Unfortunately, Americans don’t have the same attitude when it comes to protecting themselves from other threats. Poverty, illiteracy, and sickness have done far more damage than every terror attack combined. President Trump isn’t accused of socialism when he requests $2.5 billion to fight an emergency like coronavirus, but securing the long-term health and prosperity of Americans through sustained public investments is considered too radical.
Pundits frequently worry about Sanders’s socialism morphing into authoritarianism. MSNBC anchor Chris Matthews became nearly hysterical that a socialist administration might execute him in Central Park. Such fears are plainly absurd. Sanders has denounced authoritarianism. The left-wing movement that backs him opposes it and pushes actively for less authoritarian police and criminal justice reforms. Nothing Sanders has proposed would look out of place in Europe, Japan, Canada, Australia, or even New Deal-era America.

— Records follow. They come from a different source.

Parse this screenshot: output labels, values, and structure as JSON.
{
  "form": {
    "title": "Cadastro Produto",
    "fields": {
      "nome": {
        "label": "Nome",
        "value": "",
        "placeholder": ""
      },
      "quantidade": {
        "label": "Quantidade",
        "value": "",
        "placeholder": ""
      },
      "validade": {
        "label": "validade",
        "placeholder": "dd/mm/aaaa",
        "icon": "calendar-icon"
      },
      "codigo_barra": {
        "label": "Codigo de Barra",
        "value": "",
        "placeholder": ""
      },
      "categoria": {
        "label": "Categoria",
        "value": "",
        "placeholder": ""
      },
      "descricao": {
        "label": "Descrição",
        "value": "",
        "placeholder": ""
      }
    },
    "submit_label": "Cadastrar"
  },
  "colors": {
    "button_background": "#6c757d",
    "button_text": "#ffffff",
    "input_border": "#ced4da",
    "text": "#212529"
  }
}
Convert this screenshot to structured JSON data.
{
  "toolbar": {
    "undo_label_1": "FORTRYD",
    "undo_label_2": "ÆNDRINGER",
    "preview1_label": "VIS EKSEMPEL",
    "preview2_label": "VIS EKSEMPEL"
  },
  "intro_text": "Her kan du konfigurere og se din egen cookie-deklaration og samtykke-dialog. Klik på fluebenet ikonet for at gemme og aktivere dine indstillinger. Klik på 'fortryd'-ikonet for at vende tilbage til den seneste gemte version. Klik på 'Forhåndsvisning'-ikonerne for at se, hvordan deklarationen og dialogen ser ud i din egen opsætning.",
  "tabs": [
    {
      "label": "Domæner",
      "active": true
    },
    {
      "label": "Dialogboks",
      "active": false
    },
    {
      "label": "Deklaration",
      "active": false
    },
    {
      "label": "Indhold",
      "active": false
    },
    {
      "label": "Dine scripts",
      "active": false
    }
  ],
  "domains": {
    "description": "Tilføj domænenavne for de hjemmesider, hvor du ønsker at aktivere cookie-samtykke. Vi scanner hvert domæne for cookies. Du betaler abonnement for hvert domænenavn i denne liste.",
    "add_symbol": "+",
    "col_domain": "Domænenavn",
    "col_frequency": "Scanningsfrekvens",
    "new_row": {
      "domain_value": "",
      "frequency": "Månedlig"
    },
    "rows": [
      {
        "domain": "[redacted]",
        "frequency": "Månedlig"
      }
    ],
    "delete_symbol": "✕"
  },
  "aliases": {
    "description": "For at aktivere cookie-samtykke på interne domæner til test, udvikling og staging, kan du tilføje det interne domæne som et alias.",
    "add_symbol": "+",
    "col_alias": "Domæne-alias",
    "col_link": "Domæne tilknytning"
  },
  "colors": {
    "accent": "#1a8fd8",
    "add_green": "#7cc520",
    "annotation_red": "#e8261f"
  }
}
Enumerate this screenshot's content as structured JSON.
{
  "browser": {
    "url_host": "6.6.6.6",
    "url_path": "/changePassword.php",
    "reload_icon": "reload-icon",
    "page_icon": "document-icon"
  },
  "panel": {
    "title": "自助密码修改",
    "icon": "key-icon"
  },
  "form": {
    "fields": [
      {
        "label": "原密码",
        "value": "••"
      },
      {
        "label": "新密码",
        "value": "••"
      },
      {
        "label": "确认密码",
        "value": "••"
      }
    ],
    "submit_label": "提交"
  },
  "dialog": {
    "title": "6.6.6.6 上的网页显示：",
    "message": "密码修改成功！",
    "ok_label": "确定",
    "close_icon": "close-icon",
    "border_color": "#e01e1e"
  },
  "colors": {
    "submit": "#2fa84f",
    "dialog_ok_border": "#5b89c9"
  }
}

A strong society invests in the health, education, and welfare of its people. Most Americans have no problem publicly funding the first 12 years of their children’s education. Tuition-free colleges merely extend that to the next four years, enabling American kids to keep pace with the global economy. Americans believe in containing pandemics and protecting the health of their communities. The best way to do so is to ensure everyone has access to care. These are investments, not handouts.
Socialism helped to civilize America. Before socialist intervention, laborers were brutally exploited, polluters went unchecked, the elderly were left behind, and children grew up illiterate. Now, we are again in need of socialist reform. Billionaires pay starvation wages, students are forced into crippling debt, and life-saving healthcare is gated off by insurance companies. That cruel, greedy, inhuman system is far more extreme than anything proposed by Bernie Sanders. Placing people before profit, by socialism or any other name, is the way forward for America.